Fast hätte es aber nicht funktioniert, denn es tummelten sich bereits einige Kollegen am Startplatz, die ebenfalls auf Streckenjagd gehen wollten. So verzögerte sich sein Start ein wenig und die Aufwinde waren durch die abschattenden Wolken schon nicht mehr so optimal, sodass er sein ganzes Können aufbieten musste, um nach relativ langem Sinkflug überhaupt noch  über die Hochries zu kommen.

Als er sich schließlich auf den Weg nach Kössen zum Unterberghorn machte, waren seine Kollegen schon längst abgeflogen. Dieser Berg war an diesem Tag die erste Schlüsselstelle, weil die eigentlichen Thermikquellen durch Wolken abgeschattet wurden. So mogelte er sich am „Bermudadreieck“ (Taleinschnitt zwischen Unterberghorn und vorgelagertem Bergrücken) entlang über den Bertgrücken und fand auf dessen Rückseite den entscheidenden Thermikbart, der ihn auf 2600 m hochzog. Von dort aus ging es weiter über Waidring und Leogang, wo er schließlich aufgrund der geschickten Streckenwahl seinen Kameraden Christian Endner vom GSC Hochries-Samerberg einholte, beinahe aber auch am Boden stand.
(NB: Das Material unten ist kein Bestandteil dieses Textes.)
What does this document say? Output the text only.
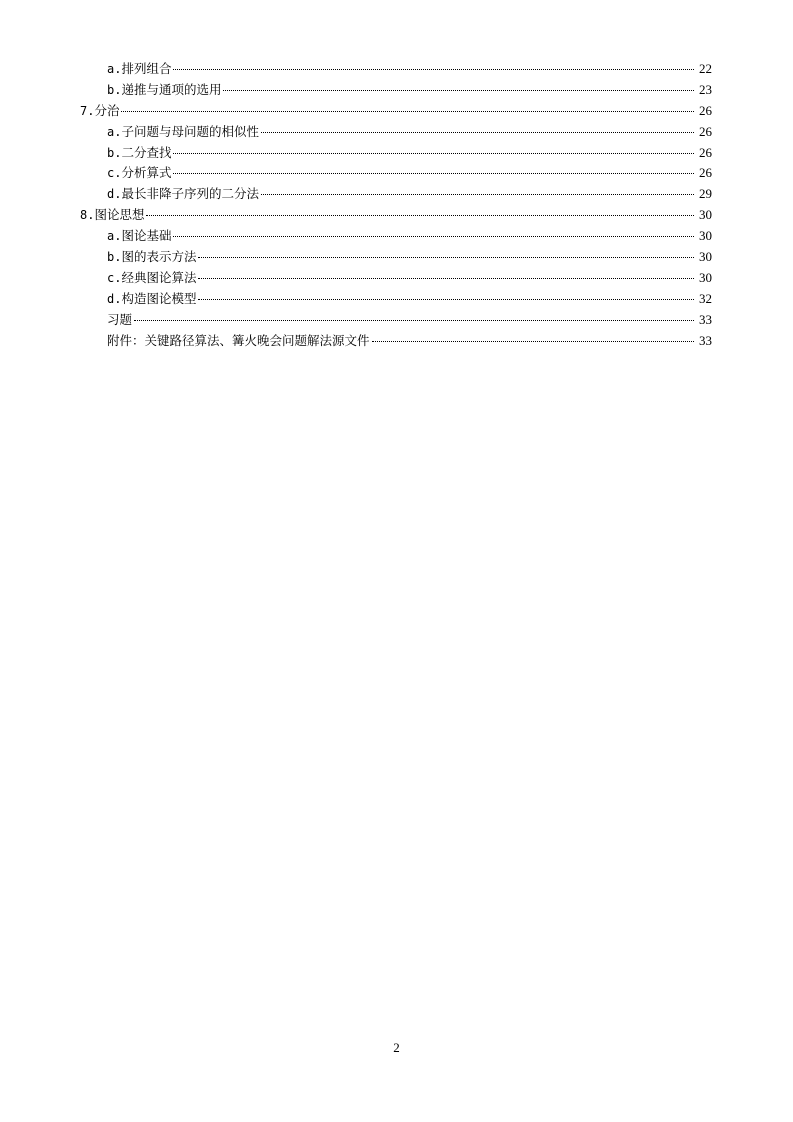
a.排列组合	22
b.递推与通项的选用	23
7.分治	26
a.子问题与母问题的相似性	26
b.二分查找	26
c.分析算式	26
d.最长非降子序列的二分法	29
8.图论思想	30
a.图论基础	30
b.图的表示方法	30
c.经典图论算法	30
d.构造图论模型	32
习题	33
附件：关键路径算法、篝火晚会问题解法源文件	33
2
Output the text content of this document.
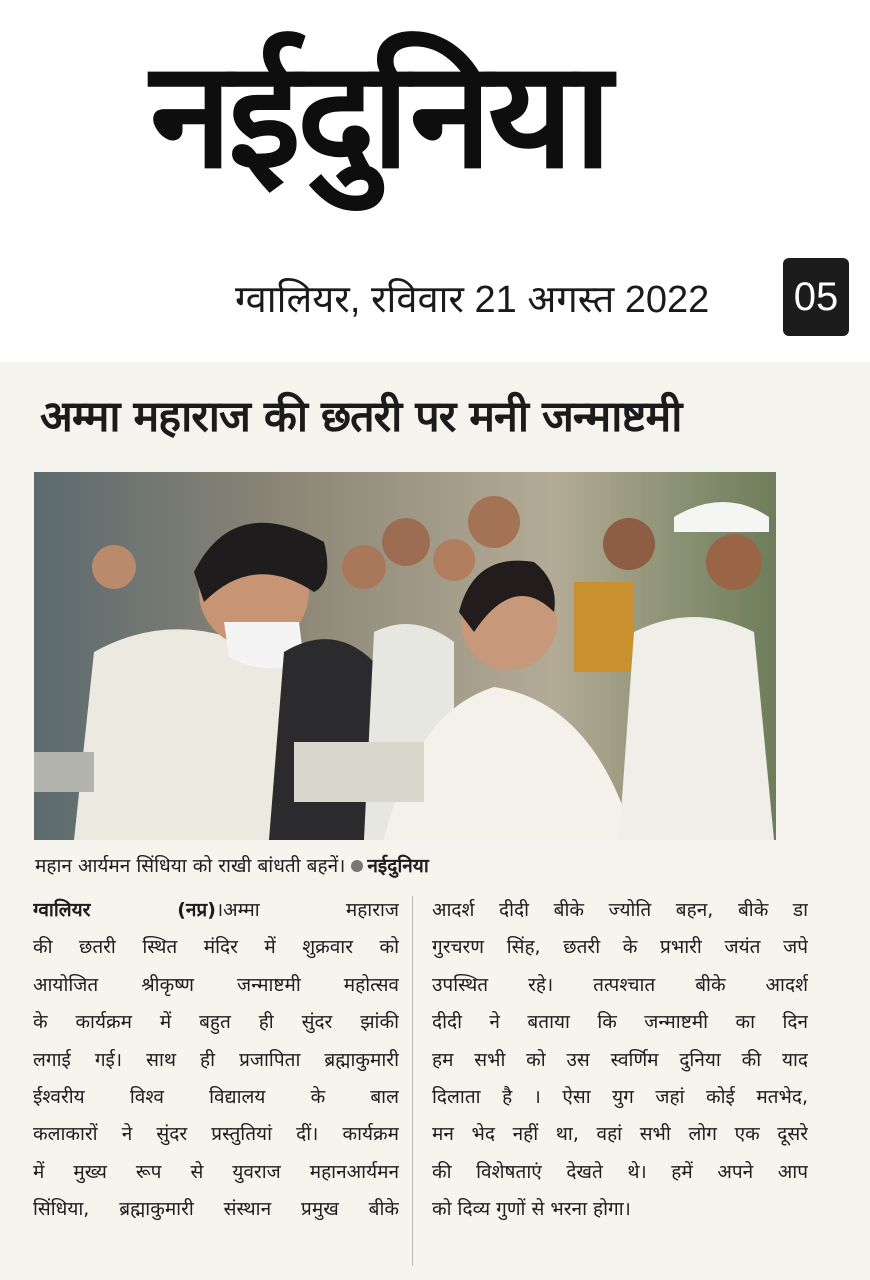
नईदुनिया
ग्वालियर, रविवार 21 अगस्त 2022	05
अम्मा महाराज की छतरी पर मनी जन्माष्टमी
महान आर्यमन सिंधिया को राखी बांधती बहनें। नईदुनिया
ग्वालियर (नप्र)।अम्मा महाराज
की छतरी स्थित मंदिर में शुक्रवार को
आयोजित श्रीकृष्ण जन्माष्टमी महोत्सव
के कार्यक्रम में बहुत ही सुंदर झांकी
लगाई गई। साथ ही प्रजापिता ब्रह्माकुमारी
ईश्वरीय विश्व विद्यालय के बाल
कलाकारों ने सुंदर प्रस्तुतियां दीं। कार्यक्रम
में मुख्य रूप से युवराज महानआर्यमन
सिंधिया, ब्रह्माकुमारी संस्थान प्रमुख बीके
आदर्श दीदी बीके ज्योति बहन, बीके डा
गुरचरण सिंह, छतरी के प्रभारी जयंत जपे
उपस्थित रहे। तत्पश्चात बीके आदर्श
दीदी ने बताया कि जन्माष्टमी का दिन
हम सभी को उस स्वर्णिम दुनिया की याद
दिलाता है । ऐसा युग जहां कोई मतभेद,
मन भेद नहीं था, वहां सभी लोग एक दूसरे
की विशेषताएं देखते थे। हमें अपने आप
को दिव्य गुणों से भरना होगा।
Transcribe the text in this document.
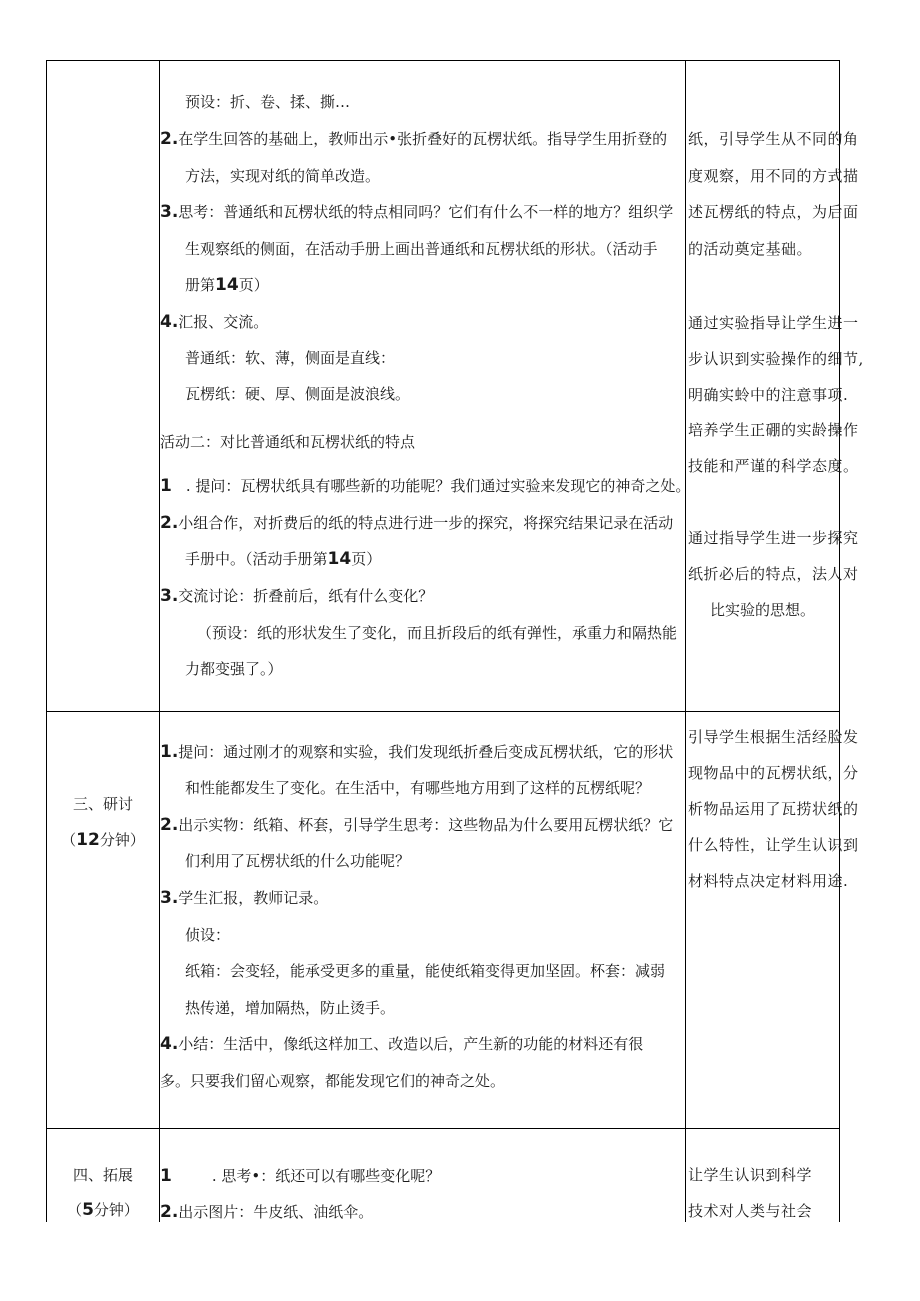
预设：折、卷、揉、撕…
2.在学生回答的基础上，教师出示•张折叠好的瓦楞状纸。指导学生用折登的
方法，实现对纸的简单改造。
3.思考：普通纸和瓦楞状纸的特点相同吗？它们有什么不一样的地方？组织学
生观察纸的侧面，在活动手册上画出普通纸和瓦楞状纸的形状。（活动手
册第14页）
4.汇报、交流。
普通纸：软、薄，侧面是直线：
瓦楞纸：硬、厚、侧面是波浪线。
活动二：对比普通纸和瓦楞状纸的特点
1 . 提问：瓦楞状纸具有哪些新的功能呢？我们通过实验来发现它的神奇之处。
2.小组合作，对折费后的纸的特点进行进一步的探究，将探究结果记录在活动
手册中。（活动手册第14页）
3.交流讨论：折叠前后，纸有什么变化？
（预设：纸的形状发生了变化，而且折段后的纸有弹性，承重力和隔热能
力都变强了。）
纸，引导学生从不同的角
度观察，用不同的方式描
述瓦楞纸的特点，为后面
的活动奠定基础。
通过实验指导让学生进一
步认识到实验操作的细节,
明确实蛉中的注意事项.
培养学生正硼的实龄操作
技能和严谨的科学态度。
通过指导学生进一步探究
纸折必后的特点，法人对
比实验的思想。
三、研讨
（12分钟）
1.提问：通过刚才的观察和实验，我们发现纸折叠后变成瓦楞状纸，它的形状
和性能都发生了变化。在生活中，有哪些地方用到了这样的瓦楞纸呢？
2.出示实物：纸箱、杯套，引导学生思考：这些物品为什么要用瓦楞状纸？它
们利用了瓦楞状纸的什么功能呢？
3.学生汇报，教师记录。
侦设：
纸箱：会变轻，能承受更多的重量，能使纸箱变得更加坚固。杯套：减弱
热传递，增加隔热，防止烫手。
4.小结：生活中，像纸这样加工、改造以后，产生新的功能的材料还有很
多。只要我们留心观察，都能发现它们的神奇之处。
引导学生根据生活经脸发
现物品中的瓦楞状纸，分
析物品运用了瓦捞状纸的
什么特性，让学生认识到
材料特点决定材料用途.
四、拓展
（5分钟）
1	. 思考•：纸还可以有哪些变化呢？
2.出示图片：牛皮纸、油纸伞。
让学生认识到科学
技术对人类与社会
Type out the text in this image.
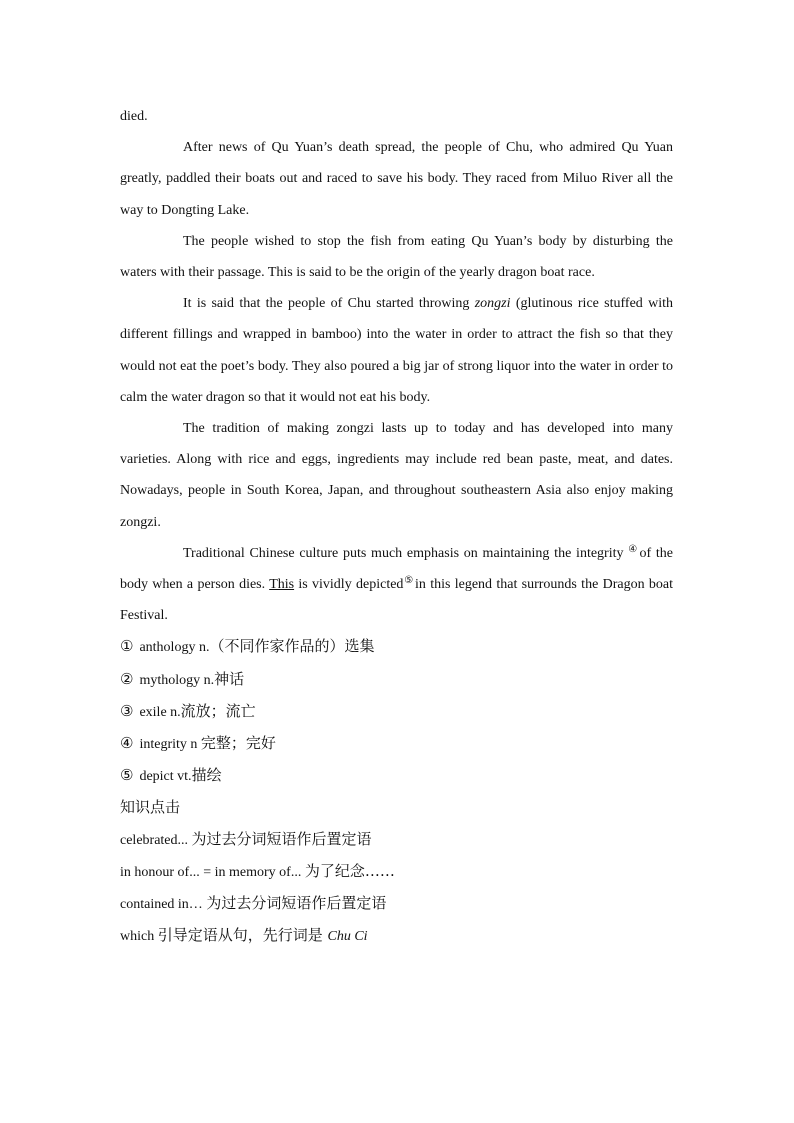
died.

After news of Qu Yuan’s death spread, the people of Chu, who admired Qu Yuan greatly, paddled their boats out and raced to save his body. They raced from Miluo River all the way to Dongting Lake.

The people wished to stop the fish from eating Qu Yuan’s body by disturbing the waters with their passage. This is said to be the origin of the yearly dragon boat race.

It is said that the people of Chu started throwing zongzi (glutinous rice stuffed with different fillings and wrapped in bamboo) into the water in order to attract the fish so that they would not eat the poet’s body. They also poured a big jar of strong liquor into the water in order to calm the water dragon so that it would not eat his body.

The tradition of making zongzi lasts up to today and has developed into many varieties. Along with rice and eggs, ingredients may include red bean paste, meat, and dates. Nowadays, people in South Korea, Japan, and throughout southeastern Asia also enjoy making zongzi.

Traditional Chinese culture puts much emphasis on maintaining the integrity ④of the body when a person dies. This is vividly depicted⑤in this legend that surrounds the Dragon boat Festival.

① anthology n.（不同作家作品的）选集

② mythology n.神话

③ exile n.流放；流亡

④ integrity n 完整；完好

⑤ depict vt.描绘

知识点击

celebrated... 为过去分词短语作后置定语

in honour of... = in memory of... 为了纪念……

contained in… 为过去分词短语作后置定语

which 引导定语从句，先行词是 Chu Ci
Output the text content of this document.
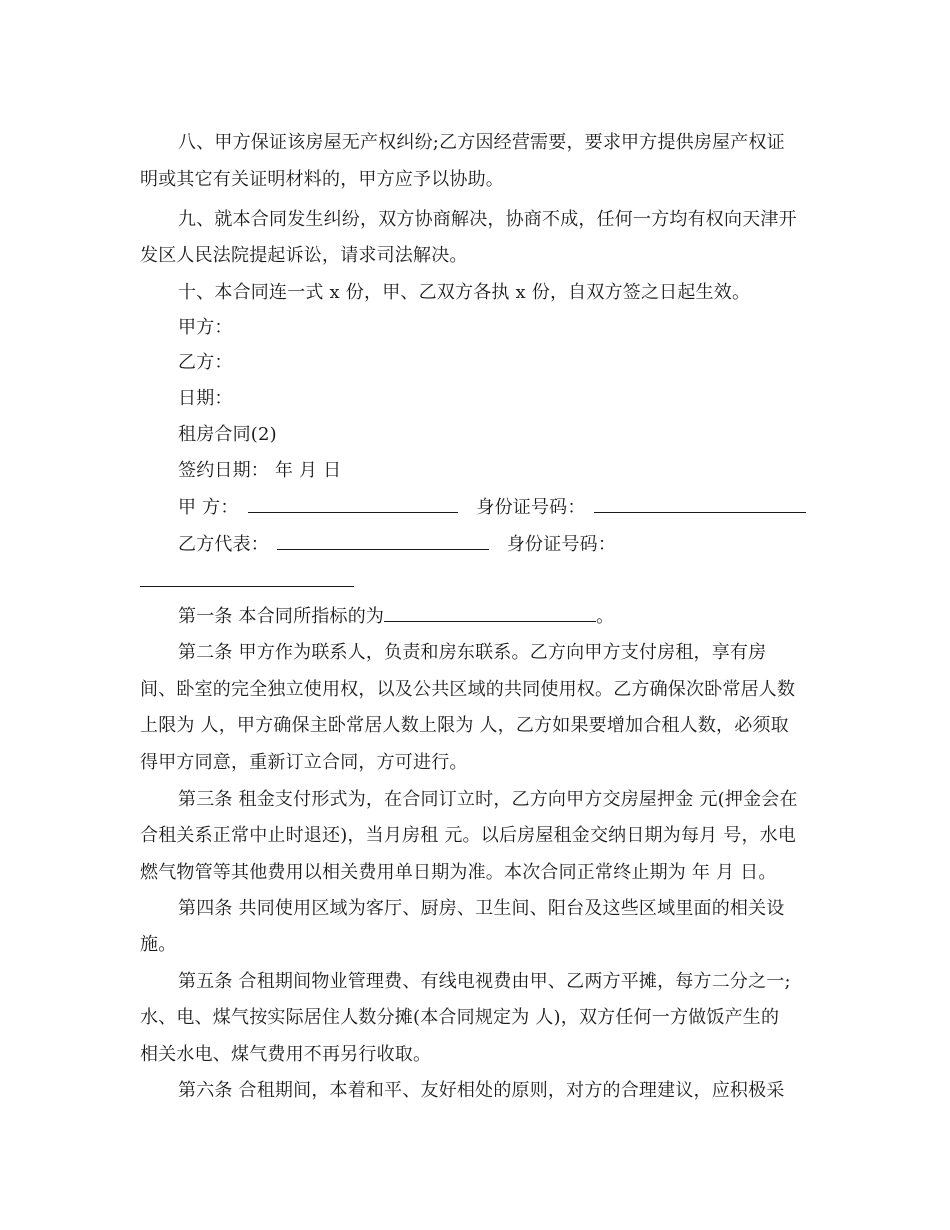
八、甲方保证该房屋无产权纠纷;乙方因经营需要，要求甲方提供房屋产权证
明或其它有关证明材料的，甲方应予以协助。
九、就本合同发生纠纷，双方协商解决，协商不成，任何一方均有权向天津开
发区人民法院提起诉讼，请求司法解决。
十、本合同连一式 x 份，甲、乙双方各执 x 份，自双方签之日起生效。
甲方：
乙方：
日期：
租房合同(2)
签约日期： 年 月 日
甲 方：	身份证号码：
乙方代表：	身份证号码：
第一条 本合同所指标的为	。
第二条 甲方作为联系人，负责和房东联系。乙方向甲方支付房租，享有房
间、卧室的完全独立使用权，以及公共区域的共同使用权。乙方确保次卧常居人数
上限为 人，甲方确保主卧常居人数上限为 人，乙方如果要增加合租人数，必须取
得甲方同意，重新订立合同，方可进行。
第三条 租金支付形式为，在合同订立时，乙方向甲方交房屋押金 元(押金会在
合租关系正常中止时退还)，当月房租 元。以后房屋租金交纳日期为每月 号，水电
燃气物管等其他费用以相关费用单日期为准。本次合同正常终止期为 年 月 日。
第四条 共同使用区域为客厅、厨房、卫生间、阳台及这些区域里面的相关设
施。
第五条 合租期间物业管理费、有线电视费由甲、乙两方平摊，每方二分之一;
水、电、煤气按实际居住人数分摊(本合同规定为 人)，双方任何一方做饭产生的
相关水电、煤气费用不再另行收取。
第六条 合租期间，本着和平、友好相处的原则，对方的合理建议，应积极采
Gemeinsam flogen sie nun weiter ins Pongau, immer in sicherem Abstand vor der aufziehenden Front und sich bei der Suche nach dem rettenden Aufwind gegenseitig unterstützend. Am Eingang des Gasteiner Tals überlegte sich der deutsche Meister kurz, ob er die Überquerung des Alpenhauptkamms wagen sollte. „Es lag aber noch sehr viel Schnee und die Wolkenbasis war mit rund 3300 Meter nicht hoch genug. Einen Rückmarsch aus den Bergen hatte ich eigentlich nicht eingeplant“, erklärt Strasser seine Wahl für die Flugroute Ennstal. Während Endner nach 116 km wegen zu wenig Höhe in Radstadt zum Landen gehen musste, hatte Strasser noch ausreichend Potenzial um den Sprung ins Ennstal zu schaffen. Allerdings musste er sich die letzten zweieinhalb Stunden seines Fluges von Bergrippe zu Bergrippe schwindeln. Mit einigen Hebern und ausreichend Höhe schob es ihn aber trotzdem bis kurz vor Liezen, wo er gegen 19:15 sicher und glücklich seinen neuen Rekordflug beendete.

Die Heimreise war dann noch einmal ein Abenteuer für sich. In vier Stunden und in vier Etappen per Anhalter durch Österreich, hatte er das Glück, immer wieder neugierige und aufgeschlossene Autofahrer/innen zu finden. An diesem Tag flogen auch die anderen Toppiloten des Rosenheimer Landkreises sehr weite Strecken. Götz Balzer vom GSC Inntal kam mit 132 km bis Schladming und Markus Kroiss vom GSC Hochries-Samerberg stand nach 112 Kilometern in Kleinarl am Boden.